La prévision électorale est par conséquent un exercice qui doit être pratiqué avec toute la modestie qui s’impose et ce d’autant plus que la prévision des élections municipales doit prendre en compte des facteurs politiques relevant de la stratégie des acteurs à la fois locaux et nationaux (question des investitures, du maintien ou du retrait des candidats, etc.) dans chaque ville. En revanche, il est toujours possible d’approcher au mieux le rapport de force droite/gauche aux deux tours de l’élection municipale. Sur cette base, on peut ensuite simuler et évaluer l’incidence causée par la présence du FN au second tour et/ou l’influence des dissidences. Mais, ce faisant, le prévisionniste doit prendre un peu plus de risque en codant par avance toutes ces éventualités.

 

Dans la perspective de mars 2014, nous avons dans un premier temps généré, à partir des fonctions de vote (voir tableaux 1 et 2), pour chaque ville, les potentiels électoraux[4] du camp sortant au premier tour puis ceux de l’équipe sortante au second tour. Cependant, afin d’éviter le côté parfois trop « tranché » des prévisions en voix, nous avons préféré présenter ici quelques exemples exprimés en termes de probabilité de victoire[5] au second tour.

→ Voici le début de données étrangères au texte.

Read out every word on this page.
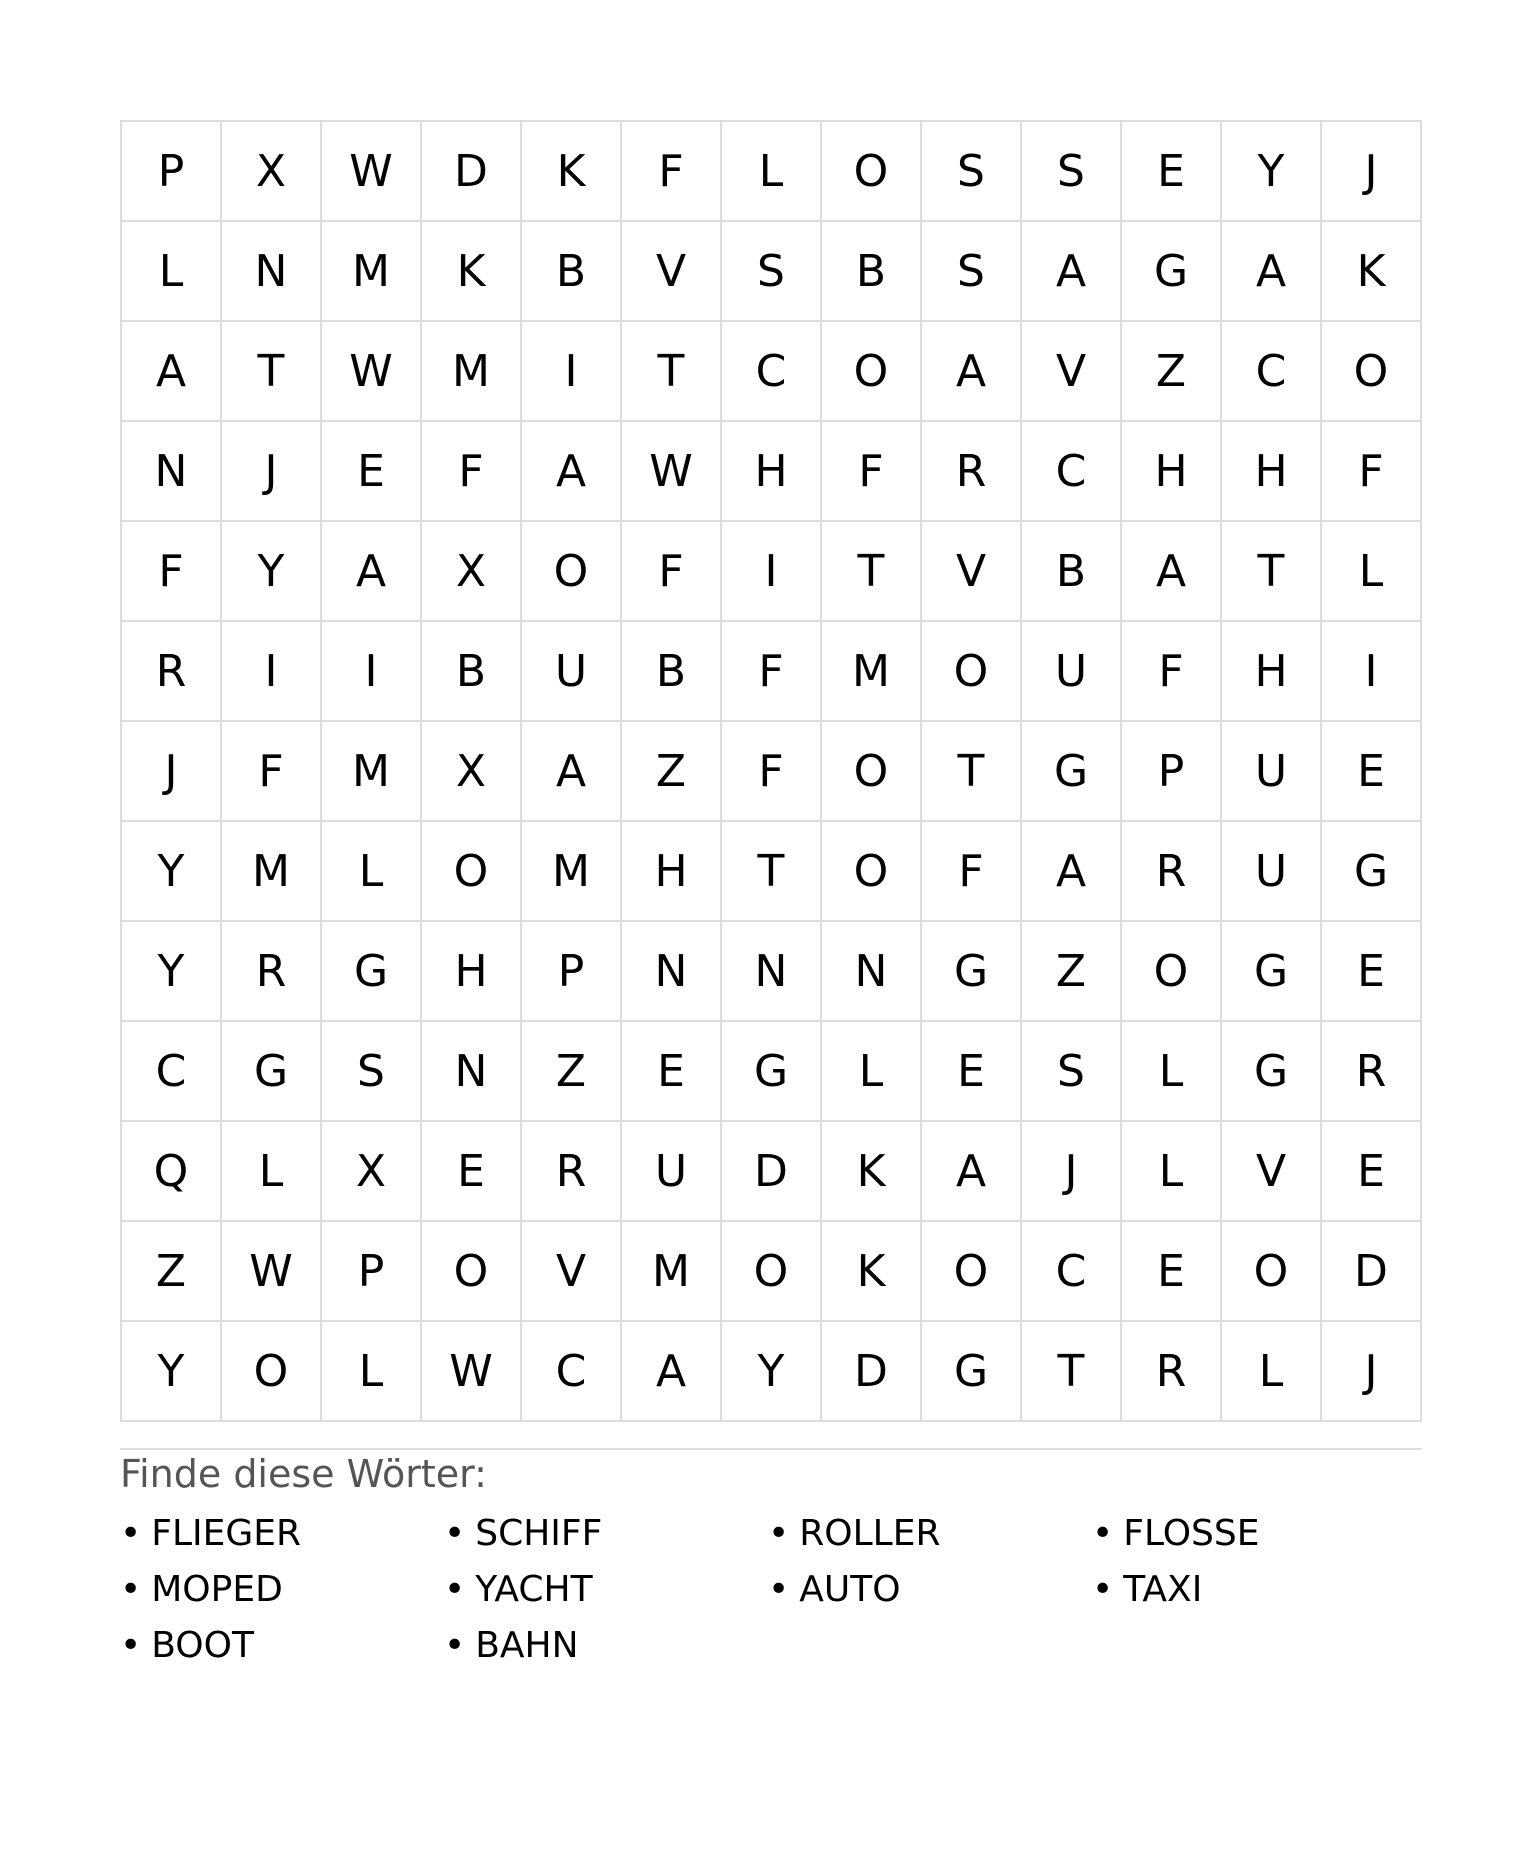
P	X	W	D	K	F	L	O	S	S	E	Y	J
L	N	M	K	B	V	S	B	S	A	G	A	K
A	T	W	M	I	T	C	O	A	V	Z	C	O
N	J	E	F	A	W	H	F	R	C	H	H	F
F	Y	A	X	O	F	I	T	V	B	A	T	L
R	I	I	B	U	B	F	M	O	U	F	H	I
J	F	M	X	A	Z	F	O	T	G	P	U	E
Y	M	L	O	M	H	T	O	F	A	R	U	G
Y	R	G	H	P	N	N	N	G	Z	O	G	E
C	G	S	N	Z	E	G	L	E	S	L	G	R
Q	L	X	E	R	U	D	K	A	J	L	V	E
Z	W	P	O	V	M	O	K	O	C	E	O	D
Y	O	L	W	C	A	Y	D	G	T	R	L	J
Finde diese Wörter:
• FLIEGER	• SCHIFF	• ROLLER	• FLOSSE
• MOPED	• YACHT	• AUTO	• TAXI
• BOOT	• BAHN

[1] Pour une revue des méthodes de prévision des élections voir Jérôme et Jérôme-Speziari (2010), Analyse économique des élections, Economica, pp.239-306.

[2] La précision, la précocité, la reproductibilité et la parcimonie des variables explicatives ; voir sur ce sujet Lewis-Beck M. (1985), « Election Forecasting : Principles and Practise », British Journal of Politics and International Relations, Vol.7, p.145-164.

[3] Jérôme B., Jérôme-Speziari V. (2001), « Elections municipales : les causes multiples d’une stabilité annoncée », Le Figaro Economie, Cheminement du Futur, 23 février.

Jérôme B., Jérôme-Speziari V. (2001), « Les 11 et 18 mars : un vote récompense ? », Les Echos, rubrique Idées p. 44, 23-24 février.

Jérôme-Speziari V. et Jérôme B. (2002), « Municipales de mars 2001 : vote récompense ou vote sanction ? Les réponses de l’analyse politico-économique », Revue Française de Science Politique, Vol. 52, Numéro 2-3, avril-juin,

Jérôme-Speziari Véronique et Bruno Jérôme (2008), « Municipales : Avis de vaguelette rose » l’Expansion, Mars, n° 728 p 72 – 74.

 

[4]En pourcentage des suffrages exprimés

[5] Il s’agit de la probabilité que la valeur prévue dépasse un certain niveau critique compte tenu de la marge d’erreur du modèle. En cas de duel classique, le seuil critique est de 50%. En cas de triangulaire avec le FN, ce seuil critique est ramené au score attendu du candidat de l’opposition municipale de gauche ou de la droite parlementaire.

Le calcul des probabilités de victoire

 

Cas d’un duel classique

 

Pour calculer la probabilité de victoire d’un candidat ou d’un bloc de candidats à la majorité absolue, nous avons besoin de déterminer l’aire située au-dessous de 50% d’une distribution normale dont la moyenne est le score simulé par la fonction de vote et l’écart-type est l’écart-type de la régression (soit la marge d’erreur du modèle). Cette marge d’erreur est de 7,8 dans la fonction de vote de premier tour et de 6,8 dans celle de second tour.

On peut utiliser à cette fin la fonction NORMDIST d’Excel.

Par exemple, dans le cas de Pau, le score estimé par la fonction de vote de premier tour est de 36,32% pour le camp sortant tandis que le score estimé est de 40,55% pour l’équipe sortante au second tour.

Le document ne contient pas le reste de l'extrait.